About the author(s):
Katharine Fortin is an Associate Professor at Utrecht University where she teaches IHL and IHRL. Before joining Utrecht University, she worked at the ICTY, ICC and Norton Rose Fulbright. She is the author of The Accountability of Armed Groups under Human Rights Law (Oxford University Press, 2017) which won the 2018 Lieber Prize. She has written widely about the framework of law that applies to armed groups in non-international armed conflicts and is one of the editors of the Armed Groups and International Law blog.
In June 2012, the Institute for the Study of War published a comprehensive report into the structure and strength of Syria’s insursency. The report, Syria’s Maturing Insurgency, examines the increasing effectiveness of Syria’s armed opposition which it numbers at 40,000.
The report makes particularly interesting reading when analysing the fighting in Syria in relation to whether it meets the threshold of a non-international armed conflict. The signficance of the violence in Syria reaching this threshold is that it would trigger the application of international humanitarian law and enable violations by both government forces and the Assad-opposition able to be prosecuted as ‘war crimes’.
It has long been established by case law from the international criminal tribunals that three factors are important when analysing whether a particular situation of internal unrest has reached a level of ‘non-international armed conflict’: (i) the intensity of the violence (ii) the protractedness of the violence (in practice (i) and (ii) are mainly analysed together) and (iii) the organisation of the armed opposition group.
In relation to Syria, there has been a notable reluctance among public figures to designate the violence in Syria as a non-international armed conflict. Just this week when Navi Pillay urged the United Nations Security Council to refer the situation to the International Criminal Court, she said that the evidence pointed to the commission of ‘crimes against humanity’. Her designation of the violations as crimes against humanity rather than war crimes, seems to indicate a view on the part of the OHCHR that the conflict in Syria may not yet have reached the threshold of a non-international armed conflict.

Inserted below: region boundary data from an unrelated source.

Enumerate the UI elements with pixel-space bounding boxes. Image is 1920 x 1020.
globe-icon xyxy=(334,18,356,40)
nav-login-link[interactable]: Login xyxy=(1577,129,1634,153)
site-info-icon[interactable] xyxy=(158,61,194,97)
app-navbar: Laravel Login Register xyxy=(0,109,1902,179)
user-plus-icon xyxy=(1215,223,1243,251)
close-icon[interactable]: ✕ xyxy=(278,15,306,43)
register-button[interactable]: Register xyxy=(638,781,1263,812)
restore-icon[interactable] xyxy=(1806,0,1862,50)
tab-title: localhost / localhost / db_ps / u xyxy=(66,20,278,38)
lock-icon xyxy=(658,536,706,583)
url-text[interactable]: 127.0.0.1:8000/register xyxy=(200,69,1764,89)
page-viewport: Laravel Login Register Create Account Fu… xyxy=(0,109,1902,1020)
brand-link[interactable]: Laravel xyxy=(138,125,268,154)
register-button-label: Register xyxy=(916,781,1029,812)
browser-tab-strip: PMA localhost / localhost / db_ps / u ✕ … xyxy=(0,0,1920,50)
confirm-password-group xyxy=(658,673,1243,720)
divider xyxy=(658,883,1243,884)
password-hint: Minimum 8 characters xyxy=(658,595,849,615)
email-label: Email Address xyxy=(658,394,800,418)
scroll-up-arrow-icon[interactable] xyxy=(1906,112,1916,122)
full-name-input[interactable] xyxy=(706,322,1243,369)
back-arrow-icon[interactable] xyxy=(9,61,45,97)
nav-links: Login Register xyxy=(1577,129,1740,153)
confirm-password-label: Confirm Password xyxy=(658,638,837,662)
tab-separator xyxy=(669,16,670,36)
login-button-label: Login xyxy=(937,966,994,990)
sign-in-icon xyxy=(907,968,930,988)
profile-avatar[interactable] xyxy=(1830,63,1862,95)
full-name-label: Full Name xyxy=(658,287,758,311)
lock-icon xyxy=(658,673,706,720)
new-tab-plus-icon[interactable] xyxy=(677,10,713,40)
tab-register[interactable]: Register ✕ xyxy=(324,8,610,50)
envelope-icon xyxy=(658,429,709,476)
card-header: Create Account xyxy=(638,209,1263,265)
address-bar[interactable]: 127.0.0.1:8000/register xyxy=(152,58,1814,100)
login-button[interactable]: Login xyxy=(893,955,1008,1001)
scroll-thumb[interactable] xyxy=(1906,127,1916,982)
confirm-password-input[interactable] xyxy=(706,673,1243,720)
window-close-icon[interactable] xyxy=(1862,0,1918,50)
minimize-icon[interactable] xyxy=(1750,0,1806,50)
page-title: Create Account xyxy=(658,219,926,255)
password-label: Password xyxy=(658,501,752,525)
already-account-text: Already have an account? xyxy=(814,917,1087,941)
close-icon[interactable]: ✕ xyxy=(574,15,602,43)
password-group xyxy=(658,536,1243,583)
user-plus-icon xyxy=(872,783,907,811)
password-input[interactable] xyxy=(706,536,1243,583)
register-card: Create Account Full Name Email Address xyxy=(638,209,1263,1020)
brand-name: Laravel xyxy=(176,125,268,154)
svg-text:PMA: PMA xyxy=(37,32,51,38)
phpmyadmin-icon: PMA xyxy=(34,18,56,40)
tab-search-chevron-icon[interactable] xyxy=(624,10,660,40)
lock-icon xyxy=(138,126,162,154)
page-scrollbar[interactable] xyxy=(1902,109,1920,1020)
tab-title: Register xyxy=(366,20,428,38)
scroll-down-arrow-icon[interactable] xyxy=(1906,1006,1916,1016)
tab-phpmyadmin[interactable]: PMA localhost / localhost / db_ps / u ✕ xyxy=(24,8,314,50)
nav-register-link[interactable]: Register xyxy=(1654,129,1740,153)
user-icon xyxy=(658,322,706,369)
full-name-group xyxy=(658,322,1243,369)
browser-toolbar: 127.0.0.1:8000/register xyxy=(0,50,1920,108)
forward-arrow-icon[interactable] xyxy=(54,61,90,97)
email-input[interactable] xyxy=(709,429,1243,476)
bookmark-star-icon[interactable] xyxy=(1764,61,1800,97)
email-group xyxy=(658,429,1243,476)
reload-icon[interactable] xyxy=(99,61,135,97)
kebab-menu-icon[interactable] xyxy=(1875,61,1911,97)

When looking at three pronged threshold test that has been set out by case law of the international tribunals, it seems clear that the violence in Syria meets the level of ‘intensity’ and ‘protractedness’ required for a non-international armed conflict. Without rehearsing the case law from the ICTY fully here, there seems ample evidence that the violence in Syria demonstrates a pattern of violence over a significant duration that sets it apart from a situation of ‘isolated or sporadic acts of violence’. This is confirmed by the number of Syrian forces which have been mobilised against the insurgency, the choice of weapons employed, the attention given to the conflict by the United Nations Security Council, the high number of civilians which have been displaced, the high number of civilian casualties, the extensive destruction of houses and properties, the besieging and blockading of towns and the control of territory by the rebel forces. All these factors have been deemed by the ICTY as strong indicators that a situation of violence has reached the level of intensity required for a non-international armed conflict.
Where then is the sticking point? The sticking point is likely the third limb of the threshold test: the organisation requirement. This requires that in order for there to be an non-international armed conflict to which international armed conflict applies, there is a discernable enity which is able to bear obligations under international humanitarian law. In the Boskoski and Djordjevic cases, the ICTY trial chambers have noted five broad categories of indicators which will be taken into account when a group’s organisation is assessed: (i) factors signalling the presence of a command structure; (ii) factors indicating that an armed group can carry out operations in an organized manner; (iii) factors indicating a level of logistics; (iv) factors relevant to determining whether an armed group possessed a level of discipline and the ability to implement the basic obligations of Common Article 3; and (v) factors indicating that the armed groups is able to speak with one voice.
Until now, many of these factors have been lacking from the Syrian opposition. Ever since the beginning of the uprising, the rebel forces in Syria have been presented as a force struggling with significant internal dissent. This was starkly illustrated early this week when the Cairo-organised summit descended into chaos and demonstrated considerable fractures among the FSA’s highest leadership.
The ISW report is a helpful document when assessing how close the Syrian rebels might be to constituting an ‘organisation’ for the purpose of international humanitarian law. The report is particularly insightful on the simulaneous expansion and de-centralisation of the Syrian insurgency. For example, the report estimates that the approximately 40,000 active fighters in the Syrian opposition derive from the composite estimates of 300 different rebel units operating in Syria. Such internal fragmentation clearly poses significant challenges to the establishment of unity and discipline among fighters.
The report also identifies the development of provincial military councils within the FSA as holding the greatest potential for improving the Syrian insurgency’s potential to establish order and unity. According to the report, the potential of the regional ground-up structures stand in stark contrast to the external opposition groups like the Syrian National Council and even the FSA headquarters in Turkey. The report also contains a section on the challenge of maintaining discipline within the insurgent ranks.